Deek struggles. “They put a light in my head.”

He picks at the scar that circles his temples. He makes XVI think of the lab-dogs and lab-cats she once saw in the compound’s animal testing section. Mad little fuckers, all of them, mouth-frothing, biting their own feet. Artificially-engineered prions chewing tunnels through their brain meat. XVI remembers saying: They ought to be put out of their misery.

XVI notices that the woman on the table next to them has a nose bleed.

She says, pulling him to his feet, “You ‘member me, yeah, Deek? We grew up same place, you’n’me.”

“Same mom,” says Deek uncertainly. Then: “She sold us.”

“Ev’rybody got to eat, boi. Mebbe she figured the compound was a better bet than that shithole in Cheapside.”

He vomits twice in the next hour. Once outside a railway station. The second time by the glass frontage of a posh cafe. People inside stare and point, horrified. Their expensive dinners?honeyed new-fruits, organic meat, imported protein?are left untouched, pushed aside.

“Baby, baby,” XVI says, riding the wave of Deek’s lurching shoulders. “Baby, it’s okay…”

But that’s a lie: nothing is okay, everything is wrong. She can feel the sickness in him building.

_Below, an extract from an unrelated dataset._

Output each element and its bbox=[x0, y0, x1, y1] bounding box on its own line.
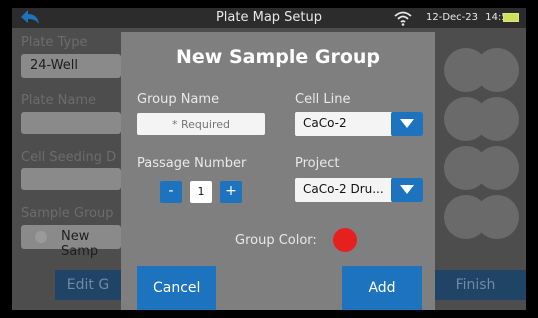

She moves to kiss him but then Deek puts his fist through the cafe window and screams words that aren’t words at all… and then there’s a black spot in XVI’s memory… and then they’re running and XVI remembers blood, not where it came from or what happened to produce it, just the colour, livid and brilliant and terrible.

“Fifteen inches of snow in Klondike,” says Deek, panting beside her. “Closures on highways 4, 7 and 29. Rug up if you plan to go out.”

It takes XVI a few minutes to realise that he’s picking up satellite broadcasts.

“Oh Deek,” she says, almost fondly.

She’s already decided that she’s going to have to ditch him. He’s insane. He’s a liability.

He could get them both killed.

She leaves him in west Cheapside. She finds him shelter: a filthy grey honeycomb of a derelict skyrise, its north-facing facade fallen to rubble, only the internal walls remaining like a little girl’s dollhouse. She tells him: wait, and he does, in the dust and dirt like a dog, a mad lab-dog.

The next day XVI finds work. Slave labour wages, doing slave labour. She loses three fingernails on a threshing machine and cries out in pain each time. By the time the day’s done her knuckles feel warped and out of joint, and her eyes won’t focus right. She’s walking home before she realises she doesn’t have a home to walk to.

In a seedy undercity bar she gets drunk and listens to the localgods brag about theft and brutality. Thugs, all of them, skinny and tattooed and strung-out. The way they swagger makes XVI think of the ungainly movements of children’s puppets. They drink cheap beer and talk loudly about ‘big takes’ and ‘fuckin’ the man’ and ‘blowin’ brains’. They complain about security systems: the scanners and the psychics.

They talk about how they’d heard some scientist types were working on a psychic blocker. A psychic blocker for your mind. A way to get around the scanners forever. A way to live under the radar for real. But that’s probably science fiction, they tell each other.

Science fuckin’ fiction.

XVI checks her pockets.

She’s got forty-five credits left.

She thinks: Maybe out here I do need a weapon.

Deek’s waiting for her when she comes back.

He’s dirty and lab-dog crazy, but he still smiles when she takes his hand.